While marveling at the wonder of the Jamaica National Soccer Team joyfully warming up in pairs for a Copa America match — jumping, bumping and passing — it suddenly struck me that I’d been hearing all about the power of the pair.
Sixty miles from Levi’s Stadium in Santa Clara stadium earlier that same day at Galvanize – a hot San Francisco SoMa co-working “learning community” – Michael Seiler, National Events Director of the company’s eight campuses was telling me how their popular coding bootcamps practice “paired programming” where two students work together on one data set. “One is the driver, the other is the navigator,” Michael told me. The prior weekend, while penning a technical paper about computing trends, I’d been reading about “pair programming,” a software development technique in the dynamic agile computing movement that has been the secret technical sauce of Netflix, Spotify and Amazon. The concept of pair programming is simple and powerful: two people work together on the same task on one computer to encourage better communication, better clarification of the problem, and better confidence in its solution. It’s no mistake that the name for this new computing paradigm is agile, as it represents a critical shift from the static, and less versatile software development models of old school tech.
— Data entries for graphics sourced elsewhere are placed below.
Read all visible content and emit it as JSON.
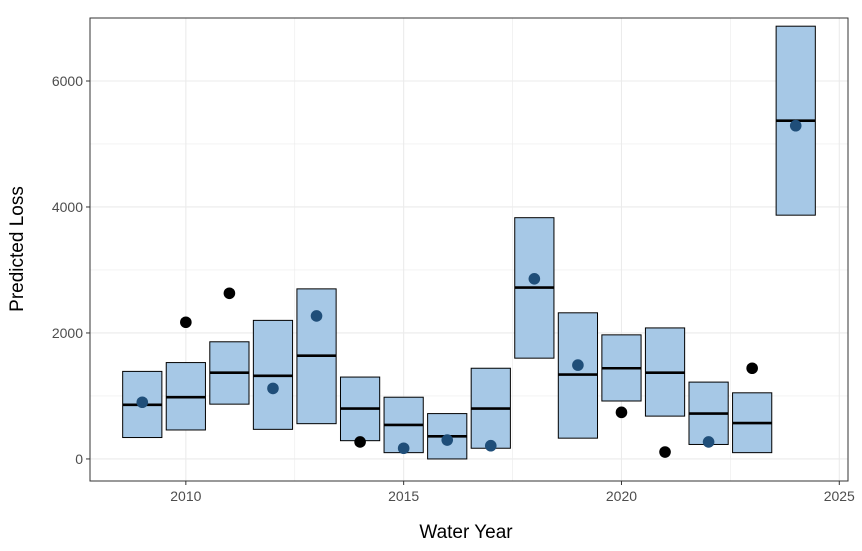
{
  "chart_data": {
    "type": "box-with-points",
    "xlabel": "Water Year",
    "ylabel": "Predicted Loss",
    "xlim": [
      2007.8,
      2025.2
    ],
    "ylim": [
      -350,
      7000
    ],
    "x_ticks": [
      2010,
      2015,
      2020,
      2025
    ],
    "y_ticks": [
      0,
      2000,
      4000,
      6000
    ],
    "x_tick_labels": [
      "2010",
      "2015",
      "2020",
      "2025"
    ],
    "y_tick_labels": [
      "0",
      "2000",
      "4000",
      "6000"
    ],
    "grid": true,
    "legend": "none",
    "colors": {
      "box_fill": "#a6c8e6",
      "box_stroke": "#000000",
      "median": "#000000",
      "point": "#000000",
      "point_inside_box": "#1f4e79",
      "grid": "#ebebeb",
      "panel_border": "#333333"
    },
    "boxes": [
      {
        "year": 2009,
        "low": 340,
        "median": 860,
        "high": 1390
      },
      {
        "year": 2010,
        "low": 460,
        "median": 980,
        "high": 1530
      },
      {
        "year": 2011,
        "low": 870,
        "median": 1370,
        "high": 1860
      },
      {
        "year": 2012,
        "low": 470,
        "median": 1320,
        "high": 2200
      },
      {
        "year": 2013,
        "low": 560,
        "median": 1640,
        "high": 2700
      },
      {
        "year": 2014,
        "low": 290,
        "median": 800,
        "high": 1300
      },
      {
        "year": 2015,
        "low": 100,
        "median": 540,
        "high": 980
      },
      {
        "year": 2016,
        "low": 0,
        "median": 360,
        "high": 720
      },
      {
        "year": 2017,
        "low": 170,
        "median": 800,
        "high": 1440
      },
      {
        "year": 2018,
        "low": 1600,
        "median": 2720,
        "high": 3830
      },
      {
        "year": 2019,
        "low": 330,
        "median": 1340,
        "high": 2320
      },
      {
        "year": 2020,
        "low": 920,
        "median": 1440,
        "high": 1970
      },
      {
        "year": 2021,
        "low": 680,
        "median": 1370,
        "high": 2080
      },
      {
        "year": 2022,
        "low": 230,
        "median": 720,
        "high": 1220
      },
      {
        "year": 2023,
        "low": 100,
        "median": 570,
        "high": 1050
      },
      {
        "year": 2024,
        "low": 3870,
        "median": 5370,
        "high": 6870
      }
    ],
    "points": [
      {
        "year": 2009,
        "value": 900
      },
      {
        "year": 2010,
        "value": 2170
      },
      {
        "year": 2011,
        "value": 2630
      },
      {
        "year": 2012,
        "value": 1120
      },
      {
        "year": 2013,
        "value": 2270
      },
      {
        "year": 2014,
        "value": 270
      },
      {
        "year": 2015,
        "value": 170
      },
      {
        "year": 2016,
        "value": 300
      },
      {
        "year": 2017,
        "value": 210
      },
      {
        "year": 2018,
        "value": 2860
      },
      {
        "year": 2019,
        "value": 1490
      },
      {
        "year": 2020,
        "value": 740
      },
      {
        "year": 2021,
        "value": 110
      },
      {
        "year": 2022,
        "value": 270
      },
      {
        "year": 2023,
        "value": 1440
      },
      {
        "year": 2024,
        "value": 5290
      }
    ]
  }
}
The week before, in a faculty meeting at the University of San Francisco, where I teach and give innovation seminars to visiting foreign executives and MBAs in USF’s Silicon Valley Immersion Program, we’d been brainstorming ideas, and I’d casually mentioned that the journey of these individuals — flying in from Europe, Latin America, and China — might be improved if they embraced a buddy system, pairing up to give each of them a better model to train and reflect while immersing themselves in the rich entrepreneurial tech ecosystem of San Francisco.
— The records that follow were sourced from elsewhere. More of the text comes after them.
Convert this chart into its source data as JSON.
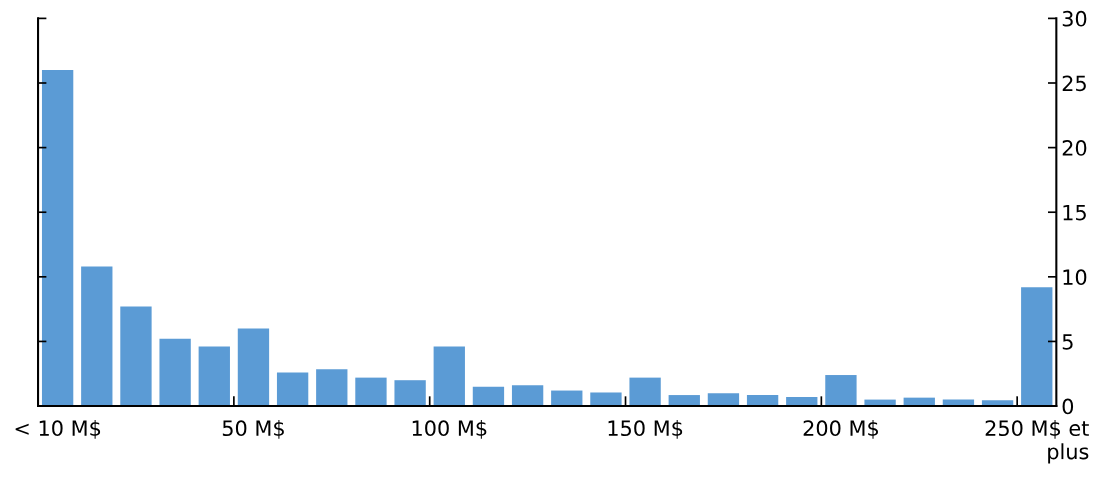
{
  "chart_data": {
    "type": "bar",
    "categories": [
      "< 10 M$",
      null,
      null,
      null,
      null,
      "50 M$",
      null,
      null,
      null,
      null,
      "100 M$",
      null,
      null,
      null,
      null,
      "150 M$",
      null,
      null,
      null,
      null,
      "200 M$",
      null,
      null,
      null,
      null,
      "250 M$ et\nplus"
    ],
    "values": [
      26.0,
      10.8,
      7.7,
      5.2,
      4.6,
      6.0,
      2.6,
      2.85,
      2.2,
      2.0,
      4.6,
      1.5,
      1.6,
      1.2,
      1.05,
      2.2,
      0.85,
      1.0,
      0.85,
      0.7,
      2.4,
      0.5,
      0.65,
      0.5,
      0.45,
      9.2
    ],
    "color": "#5b9bd5",
    "ylim": [
      0,
      30
    ],
    "yticks": [
      0,
      5,
      10,
      15,
      20,
      25,
      30
    ],
    "grid": false,
    "legend": false
  }
}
Think of the pair as the building block of a team. Teams are how we make stuff happen in startups, companies, and universities. In my Creativity, Innovation and Applied Design class at USF, I noticed last semester that there’s often a big pain point with most teams. They tend to get bored or stuck. Sooner or later, teams run short on momentum and ideas. That’s why we do the human version of a browser refresh, what we call “The Team Swap.” Our teams write and draw their project ideas on a giant whiteboard — six to seven project ideas mapped out on a 20-foot-wide panel. Then, in a twist on musical chairs, one to two team members “swap” and join another team to shake things up with a fresh ideas. Our teams of four are made up of two pairs. Any more and you spin your wheels struggling to meet and communicate. Less, and you lack the diversity and firepower to deliver a great project (in a wonderful practical twist on design thinking my students have even drawn up table and desk designs to improve collaboration and creativity).
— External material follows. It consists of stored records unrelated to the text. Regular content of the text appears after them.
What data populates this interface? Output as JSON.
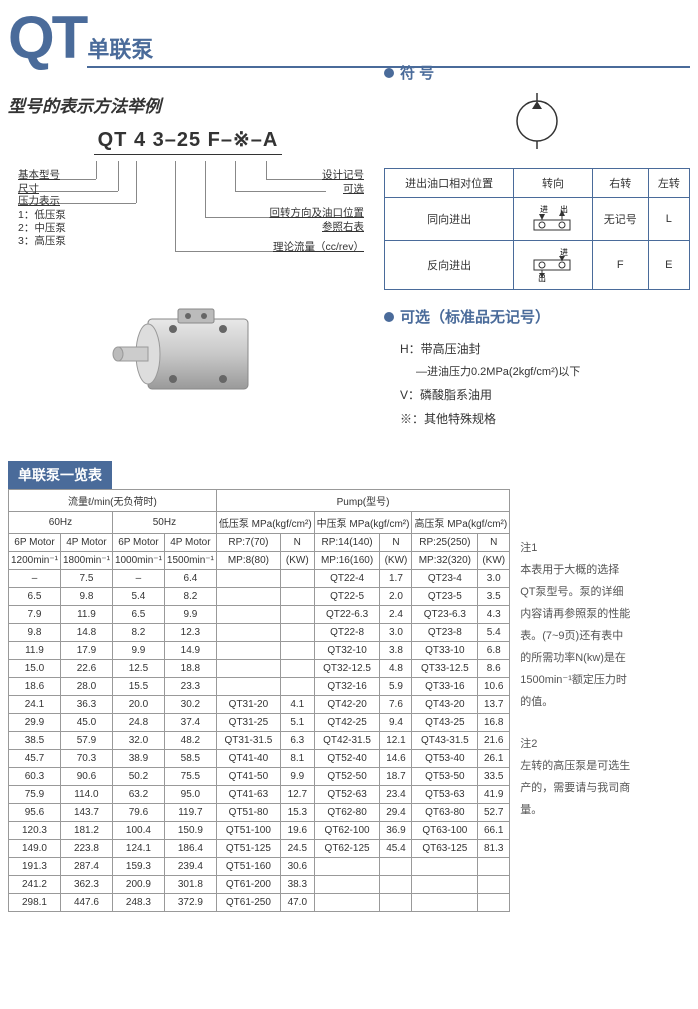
{
  "header": {
    "qt": "QT",
    "sub": "单联泵"
  },
  "left": {
    "section_title": "型号的表示方法举例",
    "model_code": "QT 4  3–25 F–※–A",
    "labels": {
      "base": "基本型号",
      "size": "尺寸",
      "press": "压力表示",
      "p1": "1：低压泵",
      "p2": "2：中压泵",
      "p3": "3：高压泵",
      "design": "设计记号",
      "opt": "可选",
      "dir1": "回转方向及油口位置",
      "dir2": "参照右表",
      "flow": "理论流量（cc/rev）"
    }
  },
  "right": {
    "symbol_title": "符 号",
    "dir_header1": "进出油口相对位置",
    "dir_header2": "转向",
    "dir_r": "右转",
    "dir_l": "左转",
    "same": "同向进出",
    "nomark": "无记号",
    "L": "L",
    "opp": "反向进出",
    "F": "F",
    "E": "E",
    "opt_title": "可选（标准品无记号）",
    "opt_h": "H：带高压油封",
    "opt_h_sub": "—进油压力0.2MPa(2kgf/cm²)以下",
    "opt_v": "V：磷酸脂系油用",
    "opt_x": "※：其他特殊规格"
  },
  "list_title": "单联泵一览表",
  "table": {
    "h_flow": "流量ℓ/min(无负荷时)",
    "h_pump": "Pump(型号)",
    "h_60": "60Hz",
    "h_50": "50Hz",
    "h_low": "低压泵 MPa(kgf/cm²)",
    "h_mid": "中压泵 MPa(kgf/cm²)",
    "h_high": "高压泵 MPa(kgf/cm²)",
    "h_6p": "6P Motor",
    "h_4p": "4P Motor",
    "h_1200": "1200min⁻¹",
    "h_1800": "1800min⁻¹",
    "h_1000": "1000min⁻¹",
    "h_1500": "1500min⁻¹",
    "h_rp7": "RP:7(70)",
    "h_mp8": "MP:8(80)",
    "h_rp14": "RP:14(140)",
    "h_mp16": "MP:16(160)",
    "h_rp25": "RP:25(250)",
    "h_mp32": "MP:32(320)",
    "h_n": "N",
    "h_kw": "(KW)",
    "rows": [
      [
        "–",
        "7.5",
        "–",
        "6.4",
        "",
        "",
        "QT22-4",
        "1.7",
        "QT23-4",
        "3.0"
      ],
      [
        "6.5",
        "9.8",
        "5.4",
        "8.2",
        "",
        "",
        "QT22-5",
        "2.0",
        "QT23-5",
        "3.5"
      ],
      [
        "7.9",
        "11.9",
        "6.5",
        "9.9",
        "",
        "",
        "QT22-6.3",
        "2.4",
        "QT23-6.3",
        "4.3"
      ],
      [
        "9.8",
        "14.8",
        "8.2",
        "12.3",
        "",
        "",
        "QT22-8",
        "3.0",
        "QT23-8",
        "5.4"
      ],
      [
        "11.9",
        "17.9",
        "9.9",
        "14.9",
        "",
        "",
        "QT32-10",
        "3.8",
        "QT33-10",
        "6.8"
      ],
      [
        "15.0",
        "22.6",
        "12.5",
        "18.8",
        "",
        "",
        "QT32-12.5",
        "4.8",
        "QT33-12.5",
        "8.6"
      ],
      [
        "18.6",
        "28.0",
        "15.5",
        "23.3",
        "",
        "",
        "QT32-16",
        "5.9",
        "QT33-16",
        "10.6"
      ],
      [
        "24.1",
        "36.3",
        "20.0",
        "30.2",
        "QT31-20",
        "4.1",
        "QT42-20",
        "7.6",
        "QT43-20",
        "13.7"
      ],
      [
        "29.9",
        "45.0",
        "24.8",
        "37.4",
        "QT31-25",
        "5.1",
        "QT42-25",
        "9.4",
        "QT43-25",
        "16.8"
      ],
      [
        "38.5",
        "57.9",
        "32.0",
        "48.2",
        "QT31-31.5",
        "6.3",
        "QT42-31.5",
        "12.1",
        "QT43-31.5",
        "21.6"
      ],
      [
        "45.7",
        "70.3",
        "38.9",
        "58.5",
        "QT41-40",
        "8.1",
        "QT52-40",
        "14.6",
        "QT53-40",
        "26.1"
      ],
      [
        "60.3",
        "90.6",
        "50.2",
        "75.5",
        "QT41-50",
        "9.9",
        "QT52-50",
        "18.7",
        "QT53-50",
        "33.5"
      ],
      [
        "75.9",
        "114.0",
        "63.2",
        "95.0",
        "QT41-63",
        "12.7",
        "QT52-63",
        "23.4",
        "QT53-63",
        "41.9"
      ],
      [
        "95.6",
        "143.7",
        "79.6",
        "119.7",
        "QT51-80",
        "15.3",
        "QT62-80",
        "29.4",
        "QT63-80",
        "52.7"
      ],
      [
        "120.3",
        "181.2",
        "100.4",
        "150.9",
        "QT51-100",
        "19.6",
        "QT62-100",
        "36.9",
        "QT63-100",
        "66.1"
      ],
      [
        "149.0",
        "223.8",
        "124.1",
        "186.4",
        "QT51-125",
        "24.5",
        "QT62-125",
        "45.4",
        "QT63-125",
        "81.3"
      ],
      [
        "191.3",
        "287.4",
        "159.3",
        "239.4",
        "QT51-160",
        "30.6",
        "",
        "",
        "",
        ""
      ],
      [
        "241.2",
        "362.3",
        "200.9",
        "301.8",
        "QT61-200",
        "38.3",
        "",
        "",
        "",
        ""
      ],
      [
        "298.1",
        "447.6",
        "248.3",
        "372.9",
        "QT61-250",
        "47.0",
        "",
        "",
        "",
        ""
      ]
    ]
  },
  "notes": {
    "n1t": "注1",
    "n1": "本表用于大概的选择QT泵型号。泵的详细内容请再参照泵的性能表。(7~9页)还有表中的所需功率N(kw)是在1500min⁻¹额定压力时的值。",
    "n2t": "注2",
    "n2": "左转的高压泵是可选生产的，需要请与我司商量。"
  }
}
Watching these ebullient, smiling Jamaicans connect with their teammates the other night helped me fill out that idea of duality, and not just for students and coders but especially for those who feel a calling to the path of entrepreneurship and innovation. David Kelley, the founder of IDEO, authored Creative Confidence with his brother Tom Kelley, and has spoken often and eloquently on how to build the confidence to create and innovate. The book is a powerful testament to their partnership as they share their creative insights with each other and the world.